Christened with the somewhat unyielding moniker of the “Temporary Net Metering Working Advisory Group” – or TNMWAG for short – the charge of the new three-person body will provide the Board that will be “somewhat independent view” on developing a policy which will “promote solar” in a “responsible” way, according to Light Board chairman Sami Baghdady.

The group, which include three voting members and two alternates “is a balanced group” to accomplish the board’s goals, said Baghdady

While the new group’s arrival was expected – it was negotiated on the floor of Town Meeting earlier in the month – the Light Board’s next move was a sudden, seismic change to the influential Municipal Light Advisory Board as Baghdady announced the board would not reappoint the current chair and vice chair of the influential group when their terms expire at the end of the month.

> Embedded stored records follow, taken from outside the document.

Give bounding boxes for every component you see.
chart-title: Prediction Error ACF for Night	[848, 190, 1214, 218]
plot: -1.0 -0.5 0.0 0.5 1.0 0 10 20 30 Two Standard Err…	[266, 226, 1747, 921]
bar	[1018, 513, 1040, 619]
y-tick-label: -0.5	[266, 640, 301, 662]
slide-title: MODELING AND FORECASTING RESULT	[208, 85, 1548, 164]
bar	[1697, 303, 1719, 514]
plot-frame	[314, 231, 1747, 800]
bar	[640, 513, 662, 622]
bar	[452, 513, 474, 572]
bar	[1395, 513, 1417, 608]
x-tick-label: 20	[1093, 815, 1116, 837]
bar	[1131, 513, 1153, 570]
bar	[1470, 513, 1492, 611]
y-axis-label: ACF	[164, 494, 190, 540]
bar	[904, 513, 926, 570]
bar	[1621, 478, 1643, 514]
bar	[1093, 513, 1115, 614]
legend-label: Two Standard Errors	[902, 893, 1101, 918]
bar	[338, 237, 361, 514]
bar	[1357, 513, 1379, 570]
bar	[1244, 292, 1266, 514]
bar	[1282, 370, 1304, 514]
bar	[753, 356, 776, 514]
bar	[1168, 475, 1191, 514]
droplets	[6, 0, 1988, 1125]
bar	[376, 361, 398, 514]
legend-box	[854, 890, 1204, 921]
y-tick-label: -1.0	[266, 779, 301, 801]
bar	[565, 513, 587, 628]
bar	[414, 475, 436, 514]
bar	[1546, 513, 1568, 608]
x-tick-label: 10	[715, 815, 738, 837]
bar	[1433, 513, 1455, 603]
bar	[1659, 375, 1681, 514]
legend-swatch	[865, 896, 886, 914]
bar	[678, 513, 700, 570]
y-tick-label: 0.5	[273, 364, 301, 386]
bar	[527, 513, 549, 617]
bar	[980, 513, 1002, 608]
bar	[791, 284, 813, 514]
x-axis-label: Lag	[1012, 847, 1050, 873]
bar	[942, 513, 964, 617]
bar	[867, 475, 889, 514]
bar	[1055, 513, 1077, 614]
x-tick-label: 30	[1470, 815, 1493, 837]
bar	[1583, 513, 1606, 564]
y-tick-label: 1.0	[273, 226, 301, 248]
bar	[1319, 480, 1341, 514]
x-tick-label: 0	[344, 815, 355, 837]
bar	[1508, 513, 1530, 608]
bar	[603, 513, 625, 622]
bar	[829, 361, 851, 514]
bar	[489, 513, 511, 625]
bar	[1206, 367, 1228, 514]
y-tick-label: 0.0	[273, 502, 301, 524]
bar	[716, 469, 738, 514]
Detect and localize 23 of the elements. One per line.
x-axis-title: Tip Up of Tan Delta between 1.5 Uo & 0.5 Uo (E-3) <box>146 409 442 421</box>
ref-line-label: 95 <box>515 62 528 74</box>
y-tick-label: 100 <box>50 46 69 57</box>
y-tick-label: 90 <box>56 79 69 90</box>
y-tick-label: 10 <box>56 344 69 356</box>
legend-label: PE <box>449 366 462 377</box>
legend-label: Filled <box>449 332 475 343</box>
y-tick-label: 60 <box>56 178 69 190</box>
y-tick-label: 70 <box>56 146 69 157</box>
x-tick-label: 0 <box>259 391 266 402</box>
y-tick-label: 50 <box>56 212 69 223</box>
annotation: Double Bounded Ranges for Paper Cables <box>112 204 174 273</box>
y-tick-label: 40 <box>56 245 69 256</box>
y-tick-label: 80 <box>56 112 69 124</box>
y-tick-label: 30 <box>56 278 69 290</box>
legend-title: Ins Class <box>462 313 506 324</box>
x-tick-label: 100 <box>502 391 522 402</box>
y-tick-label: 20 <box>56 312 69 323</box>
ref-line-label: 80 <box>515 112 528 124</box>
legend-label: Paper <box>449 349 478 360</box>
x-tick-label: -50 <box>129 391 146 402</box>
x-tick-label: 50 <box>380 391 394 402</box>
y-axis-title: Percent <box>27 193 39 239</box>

Chair Ashley Brown and Vice Chair Robert Forrester have each served for more than a decade on the committee. They also have been the leaders of those seeking to limit the size of the tariff that would benefit solar power users, contending that Belmont Light customers

After the meeting, Brown sternly addressed Baghdady after the meeting in a somewhat heated –albeit quiet – conversation centering on why the Light Board had requested both Brown and Forrester submit applications for re-appointment just last month. Brown contended their removal was political in nature, rather than a need to put “new blood” in the MLAB system.

The MLAB departures were in start contrast with the arrival of the appointed group. The body, which will take six-to-eight weeks to review and analyze a new net metering policy, was need as past attempts to structure a framework had created “this massive mistrust” among all factions in the solar power debate in town, Baghdady said.

The three voting members – with two non-voting associates – have heavyweight credentials, starting off with Henry “Jake” Jacoby, the William F. Pounds Professor of Management, Emeritus at MIT Sloan School, a leading expert on national climate policies and the structure of the international climate regime who Baghdady called “a big policy person and someone with a big-picture view” on the subject.

Joining Jacoby in the group will be Stephen Klionsky, an attorney with Northeast Utilities, and an alternate member of the Municipal Light Board Advisory Committee. Klionsky has a law degree from New York University and a Masters in Planning and Public Policy from Harvard.

The final appointed voting member is Roy Epstein, a long-serving member of the town’s Warrant Committee who is an economic consultant (PhD from Yale) and an adjunct professor of Finance at Boston College’s Carroll School of Management .

Attending the meetings as associate members will be Tony Barnes and Robert Gallant.

The appointment of the new members drew a wary eye from the dozen or so solar power proponents sitting in attendance. One solar power supporter questioned the political nature of the selections, pointing to Epstein’s public statements opposing a robust subsidy being advocated by proponents of great solar use in Belmont.

The supporter pondered if Epstein ever took money from oil companies in his employment as an expert witness, unaware Epstein was sitting behind him. The long-time Warrant Committee member took considerable umbrage to the accusation of being a “hired gun” for the petroleum industry.

For the proponents, the new committee will only stall an already delayed policy which, on its face, will affect a small number of users and costing the town – which they contend is overwhelmingly supportive of solar power usage – “pennies.”

“Why such Sturm und Drang” on supporting solar power, asked Claus Becker of Poplar Road.

Light Board member Jim Williams said solar proponents has crafted their proposal evaluated by a research firm for its fairness to non-solar ratepayers. Further delays will only promote uncertainty among solar panel installers that have written off Belmont as a viable community for their work.

“Just do it now,” said Williams, urging his fellow board members to support the solar proponents proposal that focuses on a series of charges, buybacks and tariffs that would subsidize residents use of solar power.

While his two colleagues were willing to make small changes to the existing policy, they did not appear ready to abandon the TNMWAG they just created.